研究の特色とは特徴のことです。ですので、プラス面もマイナス面もあり得ますが、わざわざマイナス面を言うこともないので、基本的には他の研究と比べてどういう点がどのように異なっているのか(ニュートラル含む)、を示す場所です。独創性との内容の違いを意識し、内容が被らないようにしなければなりません。

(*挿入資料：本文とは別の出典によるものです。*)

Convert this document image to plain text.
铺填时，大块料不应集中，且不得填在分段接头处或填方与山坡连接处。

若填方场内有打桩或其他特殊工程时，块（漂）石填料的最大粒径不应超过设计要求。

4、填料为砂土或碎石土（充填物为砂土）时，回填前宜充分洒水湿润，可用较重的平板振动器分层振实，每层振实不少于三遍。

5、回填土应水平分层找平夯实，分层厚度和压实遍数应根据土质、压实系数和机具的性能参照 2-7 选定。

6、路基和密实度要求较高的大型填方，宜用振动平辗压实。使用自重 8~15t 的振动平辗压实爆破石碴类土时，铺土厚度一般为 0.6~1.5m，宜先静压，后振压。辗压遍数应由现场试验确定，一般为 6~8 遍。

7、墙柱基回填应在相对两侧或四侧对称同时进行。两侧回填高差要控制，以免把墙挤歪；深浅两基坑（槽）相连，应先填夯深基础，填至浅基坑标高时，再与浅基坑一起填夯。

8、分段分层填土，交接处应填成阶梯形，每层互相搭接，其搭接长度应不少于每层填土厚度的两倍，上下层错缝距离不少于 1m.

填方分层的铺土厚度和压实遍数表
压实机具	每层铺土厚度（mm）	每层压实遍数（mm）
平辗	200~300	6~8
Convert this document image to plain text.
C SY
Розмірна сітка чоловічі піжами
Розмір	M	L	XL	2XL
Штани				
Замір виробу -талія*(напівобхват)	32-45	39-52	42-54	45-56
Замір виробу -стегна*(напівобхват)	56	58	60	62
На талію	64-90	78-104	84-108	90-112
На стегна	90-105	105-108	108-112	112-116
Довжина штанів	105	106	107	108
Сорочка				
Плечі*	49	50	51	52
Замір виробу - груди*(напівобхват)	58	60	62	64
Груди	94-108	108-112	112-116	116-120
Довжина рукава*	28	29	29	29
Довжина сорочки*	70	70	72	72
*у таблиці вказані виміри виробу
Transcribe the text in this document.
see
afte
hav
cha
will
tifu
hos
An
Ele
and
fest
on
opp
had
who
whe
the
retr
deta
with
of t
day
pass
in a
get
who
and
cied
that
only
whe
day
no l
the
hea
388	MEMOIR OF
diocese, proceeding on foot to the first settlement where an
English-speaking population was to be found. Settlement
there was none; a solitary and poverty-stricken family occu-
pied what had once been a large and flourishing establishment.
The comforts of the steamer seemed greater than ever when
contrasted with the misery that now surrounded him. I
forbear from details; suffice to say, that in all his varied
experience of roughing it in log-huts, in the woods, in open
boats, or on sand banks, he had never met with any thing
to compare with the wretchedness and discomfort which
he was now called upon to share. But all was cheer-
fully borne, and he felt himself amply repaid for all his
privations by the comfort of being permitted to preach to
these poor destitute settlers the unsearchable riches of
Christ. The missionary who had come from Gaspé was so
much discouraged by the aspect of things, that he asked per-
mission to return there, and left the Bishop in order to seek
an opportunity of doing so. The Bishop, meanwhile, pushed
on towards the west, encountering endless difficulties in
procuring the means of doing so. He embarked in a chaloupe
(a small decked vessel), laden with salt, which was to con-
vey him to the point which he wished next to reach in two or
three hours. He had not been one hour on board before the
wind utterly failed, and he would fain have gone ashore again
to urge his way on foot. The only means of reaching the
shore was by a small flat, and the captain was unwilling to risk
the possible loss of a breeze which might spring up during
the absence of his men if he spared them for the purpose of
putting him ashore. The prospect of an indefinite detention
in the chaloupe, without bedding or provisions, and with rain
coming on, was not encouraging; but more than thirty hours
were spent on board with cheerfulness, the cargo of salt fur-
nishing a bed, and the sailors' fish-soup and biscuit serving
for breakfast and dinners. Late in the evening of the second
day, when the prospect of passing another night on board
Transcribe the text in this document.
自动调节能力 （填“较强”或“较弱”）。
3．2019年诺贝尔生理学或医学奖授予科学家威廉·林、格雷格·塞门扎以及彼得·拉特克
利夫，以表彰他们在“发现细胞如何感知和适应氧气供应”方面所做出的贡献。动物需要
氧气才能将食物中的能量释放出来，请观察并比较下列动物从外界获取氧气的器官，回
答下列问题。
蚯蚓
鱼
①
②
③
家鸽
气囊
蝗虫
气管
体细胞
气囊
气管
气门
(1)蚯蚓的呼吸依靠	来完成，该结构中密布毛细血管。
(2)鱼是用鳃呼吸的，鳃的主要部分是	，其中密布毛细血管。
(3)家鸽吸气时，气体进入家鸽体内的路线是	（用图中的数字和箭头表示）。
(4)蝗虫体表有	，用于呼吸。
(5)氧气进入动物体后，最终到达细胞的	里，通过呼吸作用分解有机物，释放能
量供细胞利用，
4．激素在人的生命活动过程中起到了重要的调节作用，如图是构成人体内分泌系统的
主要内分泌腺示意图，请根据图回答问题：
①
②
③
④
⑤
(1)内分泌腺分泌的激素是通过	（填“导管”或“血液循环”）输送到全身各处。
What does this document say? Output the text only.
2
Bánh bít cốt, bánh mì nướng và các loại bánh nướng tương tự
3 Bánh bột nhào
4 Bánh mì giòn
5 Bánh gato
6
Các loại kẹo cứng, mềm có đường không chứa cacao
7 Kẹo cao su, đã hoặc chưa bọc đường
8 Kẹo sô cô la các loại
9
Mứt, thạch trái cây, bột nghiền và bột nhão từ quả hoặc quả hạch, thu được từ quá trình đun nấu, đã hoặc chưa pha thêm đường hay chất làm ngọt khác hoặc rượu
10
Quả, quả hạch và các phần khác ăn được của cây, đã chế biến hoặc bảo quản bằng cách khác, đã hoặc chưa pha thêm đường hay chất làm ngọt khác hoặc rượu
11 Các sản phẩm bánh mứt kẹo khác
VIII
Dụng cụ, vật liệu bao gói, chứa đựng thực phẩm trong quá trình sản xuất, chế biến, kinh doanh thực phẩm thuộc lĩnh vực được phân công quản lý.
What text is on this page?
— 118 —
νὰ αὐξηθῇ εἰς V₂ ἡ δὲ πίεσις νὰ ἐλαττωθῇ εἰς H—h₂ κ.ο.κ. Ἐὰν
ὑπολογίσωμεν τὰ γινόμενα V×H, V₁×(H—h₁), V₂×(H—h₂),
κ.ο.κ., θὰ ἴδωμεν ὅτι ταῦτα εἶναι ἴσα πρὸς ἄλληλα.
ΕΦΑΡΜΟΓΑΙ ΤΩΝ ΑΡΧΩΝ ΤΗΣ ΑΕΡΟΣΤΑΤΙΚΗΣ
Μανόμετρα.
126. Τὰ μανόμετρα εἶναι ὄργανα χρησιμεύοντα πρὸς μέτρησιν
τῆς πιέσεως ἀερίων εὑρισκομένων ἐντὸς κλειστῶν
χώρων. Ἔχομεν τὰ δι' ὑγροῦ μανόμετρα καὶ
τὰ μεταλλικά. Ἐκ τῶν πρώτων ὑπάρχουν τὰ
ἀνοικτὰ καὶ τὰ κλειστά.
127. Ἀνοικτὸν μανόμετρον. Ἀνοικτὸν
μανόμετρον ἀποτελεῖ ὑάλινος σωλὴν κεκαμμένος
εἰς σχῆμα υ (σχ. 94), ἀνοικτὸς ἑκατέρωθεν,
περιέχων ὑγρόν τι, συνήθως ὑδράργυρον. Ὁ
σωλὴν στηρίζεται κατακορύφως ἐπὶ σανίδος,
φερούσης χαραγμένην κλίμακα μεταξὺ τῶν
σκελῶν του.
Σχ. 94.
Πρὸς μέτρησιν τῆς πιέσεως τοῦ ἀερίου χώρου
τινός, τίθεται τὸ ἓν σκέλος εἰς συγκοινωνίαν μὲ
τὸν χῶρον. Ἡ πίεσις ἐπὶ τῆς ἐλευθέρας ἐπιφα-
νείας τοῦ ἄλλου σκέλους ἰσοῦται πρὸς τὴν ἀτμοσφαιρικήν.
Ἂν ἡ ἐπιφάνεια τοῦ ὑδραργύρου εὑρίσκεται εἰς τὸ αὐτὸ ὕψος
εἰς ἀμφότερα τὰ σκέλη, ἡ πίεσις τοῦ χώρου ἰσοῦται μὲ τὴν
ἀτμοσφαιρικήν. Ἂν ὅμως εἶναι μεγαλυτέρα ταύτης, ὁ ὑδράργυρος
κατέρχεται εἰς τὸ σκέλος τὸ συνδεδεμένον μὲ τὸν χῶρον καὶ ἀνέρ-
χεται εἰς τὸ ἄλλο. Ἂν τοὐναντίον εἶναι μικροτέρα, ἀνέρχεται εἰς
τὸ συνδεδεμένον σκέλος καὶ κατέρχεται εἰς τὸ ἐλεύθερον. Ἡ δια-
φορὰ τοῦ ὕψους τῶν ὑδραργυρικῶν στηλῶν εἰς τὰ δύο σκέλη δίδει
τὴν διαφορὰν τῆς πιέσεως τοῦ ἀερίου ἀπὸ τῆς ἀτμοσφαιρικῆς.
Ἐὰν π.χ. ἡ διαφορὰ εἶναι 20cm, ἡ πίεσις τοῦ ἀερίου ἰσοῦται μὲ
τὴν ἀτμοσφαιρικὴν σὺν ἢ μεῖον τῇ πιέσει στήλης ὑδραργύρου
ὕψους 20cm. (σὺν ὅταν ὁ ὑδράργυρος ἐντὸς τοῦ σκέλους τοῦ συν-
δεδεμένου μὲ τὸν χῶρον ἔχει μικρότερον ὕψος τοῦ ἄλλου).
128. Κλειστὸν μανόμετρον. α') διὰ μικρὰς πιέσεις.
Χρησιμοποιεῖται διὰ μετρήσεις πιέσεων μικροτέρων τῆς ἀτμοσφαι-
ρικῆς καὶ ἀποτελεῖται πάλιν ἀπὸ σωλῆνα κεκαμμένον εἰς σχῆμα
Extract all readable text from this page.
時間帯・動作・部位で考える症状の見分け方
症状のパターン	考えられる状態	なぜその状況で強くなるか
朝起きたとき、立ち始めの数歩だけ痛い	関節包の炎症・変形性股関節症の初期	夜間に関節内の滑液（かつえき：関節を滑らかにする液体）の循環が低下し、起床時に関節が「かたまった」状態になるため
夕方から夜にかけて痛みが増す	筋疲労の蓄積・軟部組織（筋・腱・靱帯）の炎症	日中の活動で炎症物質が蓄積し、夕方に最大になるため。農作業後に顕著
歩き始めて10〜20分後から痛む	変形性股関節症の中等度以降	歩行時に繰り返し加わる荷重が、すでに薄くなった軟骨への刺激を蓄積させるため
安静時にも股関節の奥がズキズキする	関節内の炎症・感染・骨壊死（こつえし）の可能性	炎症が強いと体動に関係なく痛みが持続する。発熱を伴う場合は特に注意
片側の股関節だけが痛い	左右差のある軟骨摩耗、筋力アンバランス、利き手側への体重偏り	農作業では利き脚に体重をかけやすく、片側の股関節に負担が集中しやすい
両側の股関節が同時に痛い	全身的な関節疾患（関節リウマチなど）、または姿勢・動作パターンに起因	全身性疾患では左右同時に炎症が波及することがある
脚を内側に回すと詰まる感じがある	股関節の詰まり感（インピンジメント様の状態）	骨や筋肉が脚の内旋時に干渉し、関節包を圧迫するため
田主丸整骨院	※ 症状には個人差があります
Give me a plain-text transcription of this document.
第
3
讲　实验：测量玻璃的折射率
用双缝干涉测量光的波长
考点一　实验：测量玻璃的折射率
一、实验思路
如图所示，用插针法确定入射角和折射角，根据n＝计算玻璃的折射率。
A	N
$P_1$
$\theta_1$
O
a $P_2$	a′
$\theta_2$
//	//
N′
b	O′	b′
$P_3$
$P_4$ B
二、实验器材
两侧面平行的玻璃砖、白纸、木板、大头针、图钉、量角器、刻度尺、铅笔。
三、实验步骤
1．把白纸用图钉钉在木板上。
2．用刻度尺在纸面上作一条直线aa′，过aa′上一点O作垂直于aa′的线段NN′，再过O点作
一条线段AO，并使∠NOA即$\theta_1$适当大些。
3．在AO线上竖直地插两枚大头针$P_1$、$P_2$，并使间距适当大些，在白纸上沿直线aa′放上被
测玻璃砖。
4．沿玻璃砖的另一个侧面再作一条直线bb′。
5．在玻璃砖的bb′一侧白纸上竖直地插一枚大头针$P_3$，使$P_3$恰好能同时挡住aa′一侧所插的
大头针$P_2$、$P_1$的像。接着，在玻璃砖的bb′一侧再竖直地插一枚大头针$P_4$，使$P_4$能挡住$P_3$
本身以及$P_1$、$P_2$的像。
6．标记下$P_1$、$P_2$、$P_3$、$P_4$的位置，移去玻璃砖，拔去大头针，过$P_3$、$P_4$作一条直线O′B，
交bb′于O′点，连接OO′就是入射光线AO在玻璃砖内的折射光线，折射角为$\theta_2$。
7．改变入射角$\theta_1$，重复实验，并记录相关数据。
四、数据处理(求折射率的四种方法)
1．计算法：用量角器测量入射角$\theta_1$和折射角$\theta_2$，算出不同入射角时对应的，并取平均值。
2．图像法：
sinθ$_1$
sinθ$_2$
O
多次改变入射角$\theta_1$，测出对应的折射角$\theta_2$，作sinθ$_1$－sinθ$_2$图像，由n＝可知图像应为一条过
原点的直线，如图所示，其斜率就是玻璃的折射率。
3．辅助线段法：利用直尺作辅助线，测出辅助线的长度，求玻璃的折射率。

たとえば、「従来の10倍の規模で研究する」というのは特色ですが、独創性かといわれると微妙なところです。「10倍の規模での研究を可能にする方法を開発した」のであれば独創性ですね。「これまでの研究経験から取り扱い技術に長けている」のは特色であり、「これまでの研究により申請者独自の解析系を確立しており、これを利用する」は独創性です。このように特色と独創性は紙一重ですが、微妙に内容が異なるのも事実です。添削をしていると、多くの人は特色は書けていますが、独創性が全く書かれていないか陳腐なものが多い印象です。

独創性とは

オリジナリティ、他の人ではなく「あなた」がこの研究をした方が良い理由などです。独創性は技術、着眼点、解決アプローチ、アイデアなどに起因することが多い印象です。これまでに解かれていいない問題を解決しようというのですから、問題そのものか解決方策に何かしらの新規性があるはずであり、それこそが独創性です。独自の技術・理論・装置や独自の解決方策などはわかりやすいレイですが、他にも、その問題に着目したこと自体やある問題をこの研究分野で取り扱う行為そのもの、なども含まれます。

そのことがなぜ特色や独創的と言えるのか

規模を大きくすることが研究するうえでの課題であったというコンセンサスがあるのであれば、それはそのまま書けばよいでしょうが、そうではない場合、「そのことのどこが特色なのだろう?」となってしまいます。他にも、「本研究は、AAAを利用することが特色である」とだけ書かれているような申請書を読んでも背景知識の無い審査員は「なぜAAAを利用することが特色だといえるのだろうか?」と思うはずです。こうした、疑問には先回りして答えておく必要があります。すなわち、

これまでの研究はBBBを利用してきたが、CCCという問題を解決できずにいた。これに対して、本研究では申請者のこれまでの研究成果からAAAを利用することでCCCの問題を回避し、より正確にDDDを明らかにできる点が特色である。

のように、なぜAAAを利用することが特色と言えるのかの理由付けをすると説得力が増します。